Effective Oct. 30, evaluation and management (E/M) services are considered bundled to a multitude of procedures unless the E/M is significant and separately identifiable and you append modifier -25 (significant, separately identifiable evaluation and management service by the same physician on the same day as another procedure or service).
The new policy, proposed by the Health Care Financing Administration (HCFA) in the Nov. 2, 1999, Federal Register, section H, has been implemented in the national Correct Coding Initiative (CCI) edits, version 6.3. More than 50,000 codes are affected by the policy shift.
Explaining the New Policy
When the new policy was proposed, HCFA said it was designed to prevent the practice of physicians reporting an E/M service code for the inherent evaluative component of the procedure itself. According to the agency, The basis for this policy is that, because every procedure has an inherent E/M component, for an E/M service to be paid separately, a significant, separately identifiable service would need to be documented in the medical record.
The following codes are examples, but are in no way a complete listing, of services that will be affected by this edit:
CPT 97012 application of a modality to one or more areas; traction, mechanical
CPT 97112 therapeutic procedure, one or more areas, each 15 minutes; neuromuscular reeducation of movement, balance, coordination, kinesthetic sense, posture, and proprioception
97124 therapeutic procedure, one or more areas, each 15 minutes; massage, including effleurage, petrissage and/or tapotement (stroking, compression, percussion
97140 manual therapy techniques (e.g., mobilization/manipulation, manual lymphatic drainage, manual traction), one or more regions, each 15 minutes
97750 physical performance test or measurement (e.g., musculoskeletal, functional capacity), with written report, each 15 minutes
Due to the number of edits and the importance of attaching modifier -25 to services that until now did not require it, practices should obtain a copy of CCI, version 6.3.
Tiffany Z. Eggers, JD, MPA, policy director and legislative counsel for the American Association of Electrodiagnostic Medicine (AAEM), adds that you must append modifier -25 even if the E/M and the procedure are performed at different locations.
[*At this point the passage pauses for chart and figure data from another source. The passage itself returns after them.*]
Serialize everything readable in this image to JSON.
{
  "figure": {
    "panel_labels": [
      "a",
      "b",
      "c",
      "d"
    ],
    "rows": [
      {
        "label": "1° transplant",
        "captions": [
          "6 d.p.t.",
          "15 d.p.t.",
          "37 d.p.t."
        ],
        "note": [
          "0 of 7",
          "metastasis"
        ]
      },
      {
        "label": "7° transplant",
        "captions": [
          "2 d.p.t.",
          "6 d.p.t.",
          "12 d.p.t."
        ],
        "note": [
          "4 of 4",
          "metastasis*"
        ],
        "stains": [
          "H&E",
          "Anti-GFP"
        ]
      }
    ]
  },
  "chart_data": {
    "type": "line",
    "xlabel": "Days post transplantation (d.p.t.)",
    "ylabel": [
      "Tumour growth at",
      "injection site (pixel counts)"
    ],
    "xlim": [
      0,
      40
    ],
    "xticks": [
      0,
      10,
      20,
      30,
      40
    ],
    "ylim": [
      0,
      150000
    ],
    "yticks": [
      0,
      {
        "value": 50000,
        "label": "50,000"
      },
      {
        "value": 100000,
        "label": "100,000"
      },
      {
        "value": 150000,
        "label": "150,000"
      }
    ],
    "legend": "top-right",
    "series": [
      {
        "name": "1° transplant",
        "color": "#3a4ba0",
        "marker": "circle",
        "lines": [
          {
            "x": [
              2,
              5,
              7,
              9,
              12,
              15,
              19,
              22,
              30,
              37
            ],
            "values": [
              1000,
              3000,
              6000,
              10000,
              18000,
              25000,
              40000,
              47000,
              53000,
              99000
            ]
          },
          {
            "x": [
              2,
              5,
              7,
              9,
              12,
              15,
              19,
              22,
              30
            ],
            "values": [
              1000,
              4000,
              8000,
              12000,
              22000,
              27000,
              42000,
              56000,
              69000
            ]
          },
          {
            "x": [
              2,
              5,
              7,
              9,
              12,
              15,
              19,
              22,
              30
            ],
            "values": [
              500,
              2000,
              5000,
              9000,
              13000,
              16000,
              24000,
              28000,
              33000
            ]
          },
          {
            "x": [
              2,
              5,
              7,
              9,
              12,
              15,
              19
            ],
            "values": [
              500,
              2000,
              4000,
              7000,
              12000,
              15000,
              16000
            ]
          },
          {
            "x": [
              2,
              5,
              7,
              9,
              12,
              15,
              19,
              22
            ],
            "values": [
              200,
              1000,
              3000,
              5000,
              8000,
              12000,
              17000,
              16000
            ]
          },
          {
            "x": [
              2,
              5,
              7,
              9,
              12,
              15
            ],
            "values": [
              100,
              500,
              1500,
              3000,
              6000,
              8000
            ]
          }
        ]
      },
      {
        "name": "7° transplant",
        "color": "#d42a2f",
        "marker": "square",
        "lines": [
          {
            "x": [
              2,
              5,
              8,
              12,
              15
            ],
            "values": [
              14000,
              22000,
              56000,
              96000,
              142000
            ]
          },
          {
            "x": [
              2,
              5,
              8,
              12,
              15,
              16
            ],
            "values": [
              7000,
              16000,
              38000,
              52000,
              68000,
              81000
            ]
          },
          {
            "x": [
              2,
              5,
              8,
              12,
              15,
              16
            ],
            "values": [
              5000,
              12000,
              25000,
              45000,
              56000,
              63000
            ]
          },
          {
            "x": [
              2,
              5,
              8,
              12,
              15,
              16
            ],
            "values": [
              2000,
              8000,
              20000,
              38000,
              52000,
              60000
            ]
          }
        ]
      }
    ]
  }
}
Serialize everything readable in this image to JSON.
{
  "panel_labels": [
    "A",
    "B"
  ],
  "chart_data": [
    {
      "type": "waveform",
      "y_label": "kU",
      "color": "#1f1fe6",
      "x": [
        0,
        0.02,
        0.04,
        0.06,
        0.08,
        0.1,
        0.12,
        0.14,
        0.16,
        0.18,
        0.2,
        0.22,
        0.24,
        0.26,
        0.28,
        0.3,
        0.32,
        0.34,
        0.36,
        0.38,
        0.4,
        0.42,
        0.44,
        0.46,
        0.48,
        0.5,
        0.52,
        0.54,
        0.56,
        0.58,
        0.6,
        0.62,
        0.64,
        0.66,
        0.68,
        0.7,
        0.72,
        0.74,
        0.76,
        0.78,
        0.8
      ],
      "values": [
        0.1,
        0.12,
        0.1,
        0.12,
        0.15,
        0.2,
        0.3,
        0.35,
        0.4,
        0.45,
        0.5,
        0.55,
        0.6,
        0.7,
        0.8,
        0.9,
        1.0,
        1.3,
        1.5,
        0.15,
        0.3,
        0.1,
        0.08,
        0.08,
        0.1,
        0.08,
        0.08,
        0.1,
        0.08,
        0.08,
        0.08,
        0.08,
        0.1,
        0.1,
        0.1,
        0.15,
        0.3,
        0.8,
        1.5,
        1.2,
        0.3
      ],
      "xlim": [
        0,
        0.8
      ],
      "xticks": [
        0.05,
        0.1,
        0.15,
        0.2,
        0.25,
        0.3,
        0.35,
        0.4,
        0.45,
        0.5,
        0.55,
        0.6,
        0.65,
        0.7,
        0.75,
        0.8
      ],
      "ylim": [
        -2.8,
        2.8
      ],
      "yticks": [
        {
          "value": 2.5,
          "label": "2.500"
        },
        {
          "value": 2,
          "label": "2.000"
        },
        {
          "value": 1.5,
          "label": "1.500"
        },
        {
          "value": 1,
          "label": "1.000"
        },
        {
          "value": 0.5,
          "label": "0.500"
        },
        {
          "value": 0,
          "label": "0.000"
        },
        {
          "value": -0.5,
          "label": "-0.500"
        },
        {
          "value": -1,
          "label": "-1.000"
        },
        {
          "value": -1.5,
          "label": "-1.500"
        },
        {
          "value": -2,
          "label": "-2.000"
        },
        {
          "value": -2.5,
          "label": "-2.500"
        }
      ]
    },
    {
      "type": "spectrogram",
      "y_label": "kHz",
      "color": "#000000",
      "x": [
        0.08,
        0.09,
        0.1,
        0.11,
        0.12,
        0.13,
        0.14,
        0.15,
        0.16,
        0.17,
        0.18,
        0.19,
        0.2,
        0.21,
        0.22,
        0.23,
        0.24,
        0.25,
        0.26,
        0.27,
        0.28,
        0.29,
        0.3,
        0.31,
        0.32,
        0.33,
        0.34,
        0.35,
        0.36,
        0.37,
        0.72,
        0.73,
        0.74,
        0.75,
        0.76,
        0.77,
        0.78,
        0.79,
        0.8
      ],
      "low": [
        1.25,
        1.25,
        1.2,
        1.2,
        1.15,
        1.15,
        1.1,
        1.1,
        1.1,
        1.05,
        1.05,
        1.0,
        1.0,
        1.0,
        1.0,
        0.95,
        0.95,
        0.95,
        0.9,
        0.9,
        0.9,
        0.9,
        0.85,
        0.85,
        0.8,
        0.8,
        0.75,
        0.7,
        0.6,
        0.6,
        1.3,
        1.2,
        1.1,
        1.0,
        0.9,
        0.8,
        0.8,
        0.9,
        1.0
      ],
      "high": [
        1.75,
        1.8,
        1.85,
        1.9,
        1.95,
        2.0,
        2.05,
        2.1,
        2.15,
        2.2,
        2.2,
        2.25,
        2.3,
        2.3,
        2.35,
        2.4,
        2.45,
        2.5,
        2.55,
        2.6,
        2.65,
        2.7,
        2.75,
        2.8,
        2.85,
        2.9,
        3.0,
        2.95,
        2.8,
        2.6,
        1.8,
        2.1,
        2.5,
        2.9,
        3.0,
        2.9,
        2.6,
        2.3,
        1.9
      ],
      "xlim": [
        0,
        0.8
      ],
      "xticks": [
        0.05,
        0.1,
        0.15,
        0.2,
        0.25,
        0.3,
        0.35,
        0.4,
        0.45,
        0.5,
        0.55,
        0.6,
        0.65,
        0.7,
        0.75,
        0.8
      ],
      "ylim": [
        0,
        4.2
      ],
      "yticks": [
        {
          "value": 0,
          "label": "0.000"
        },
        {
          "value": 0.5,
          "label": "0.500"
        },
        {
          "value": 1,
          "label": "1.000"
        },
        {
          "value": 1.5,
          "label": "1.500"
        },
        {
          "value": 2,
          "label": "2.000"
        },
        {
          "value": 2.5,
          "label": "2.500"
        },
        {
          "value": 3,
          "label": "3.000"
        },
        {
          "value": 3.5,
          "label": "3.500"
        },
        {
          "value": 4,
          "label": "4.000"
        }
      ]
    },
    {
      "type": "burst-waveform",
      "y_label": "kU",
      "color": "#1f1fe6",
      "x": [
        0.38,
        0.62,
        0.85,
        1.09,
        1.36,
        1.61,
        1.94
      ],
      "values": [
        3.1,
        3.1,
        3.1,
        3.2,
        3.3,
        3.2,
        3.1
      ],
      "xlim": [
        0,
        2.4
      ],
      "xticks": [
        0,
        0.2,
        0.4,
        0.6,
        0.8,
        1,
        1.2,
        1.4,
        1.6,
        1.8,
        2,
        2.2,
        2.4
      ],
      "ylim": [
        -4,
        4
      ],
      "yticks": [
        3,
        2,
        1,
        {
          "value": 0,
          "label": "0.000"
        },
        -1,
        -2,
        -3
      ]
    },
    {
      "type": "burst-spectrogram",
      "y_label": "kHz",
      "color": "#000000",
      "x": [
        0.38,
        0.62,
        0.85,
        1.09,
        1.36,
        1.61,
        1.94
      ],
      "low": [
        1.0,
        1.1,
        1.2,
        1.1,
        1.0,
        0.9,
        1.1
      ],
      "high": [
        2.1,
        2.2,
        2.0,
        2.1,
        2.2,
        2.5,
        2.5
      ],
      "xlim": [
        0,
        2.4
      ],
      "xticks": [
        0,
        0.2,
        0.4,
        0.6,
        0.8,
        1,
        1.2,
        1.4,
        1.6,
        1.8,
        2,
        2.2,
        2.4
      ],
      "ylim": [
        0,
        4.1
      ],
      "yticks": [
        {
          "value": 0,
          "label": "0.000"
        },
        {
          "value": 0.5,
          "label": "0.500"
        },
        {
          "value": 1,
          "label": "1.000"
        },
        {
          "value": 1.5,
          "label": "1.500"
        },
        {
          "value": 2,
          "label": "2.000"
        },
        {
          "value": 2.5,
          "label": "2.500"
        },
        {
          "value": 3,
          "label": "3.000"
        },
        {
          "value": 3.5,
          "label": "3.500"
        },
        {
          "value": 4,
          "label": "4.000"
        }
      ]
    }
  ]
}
She also cautions that physicians who dont use the modifier may be accused of performing medically unnecessary procedures or processing fraudulent billing. Therefore, as of Oct. 30, practices must gain a full understanding of what procedure codes are bundled with E/Ms and how to properly use modifier -25, despite the added time and effort required.
Audits and Other Risks
The new CCI edits should not affect physicians who already code the E/M separately from the diagnostic or medicine service only when it is significant and separately identifiable. For these providers, the only significant change will be looking up the comprehensive code in the CCI edits and, if the E/M is bundled, attach modifier -25. If your practice routinely codes E/M services for diagnostic tests or other services, be aware that HCFA closely watches modifier -25 claims.
Cindy Parman, CPC, CPC-H, co-owner of Coding Strategies Inc., a Dallas, Ga.-based consulting firm that supports more than 500 physicians nationwide, says that careful documentation is imperative when using modifier
-25. Payers view -25 as an abused modifier, Parman says, and they are looking for inappropriate billing. Parman adds that if the carrier sees a distinct pattern of incorrect or inappropriate billing, the physician may become a prime target for auditing. But this is not the only concern.
Many physicians dont realize that payers track a practices utilization of codes to create a provider profile, says Parman, who previously worked for a major commercial third-party payer for 20 years, performing auditing and preferred provider organization (PPO) contracting. They know on average how many visits a provider will charge in a given month with -25 appended. Once you move radically outside their expectations by submitting a greater number of visits with -25 than before, or by modifying your profile in any like manner, you raise payer awareness. Parman says that carriers may then ask for documentation on claims that have already been paid. If the documentation does not confirm that you met the criteria for using -25, the carrier could put the practice in a financial strain by asking for payments to be returned.
Although the new E/M policy is the most significant change in the latest version of the CCI edits, version 6.3 also contains more than 800 mutually exclusive code edits.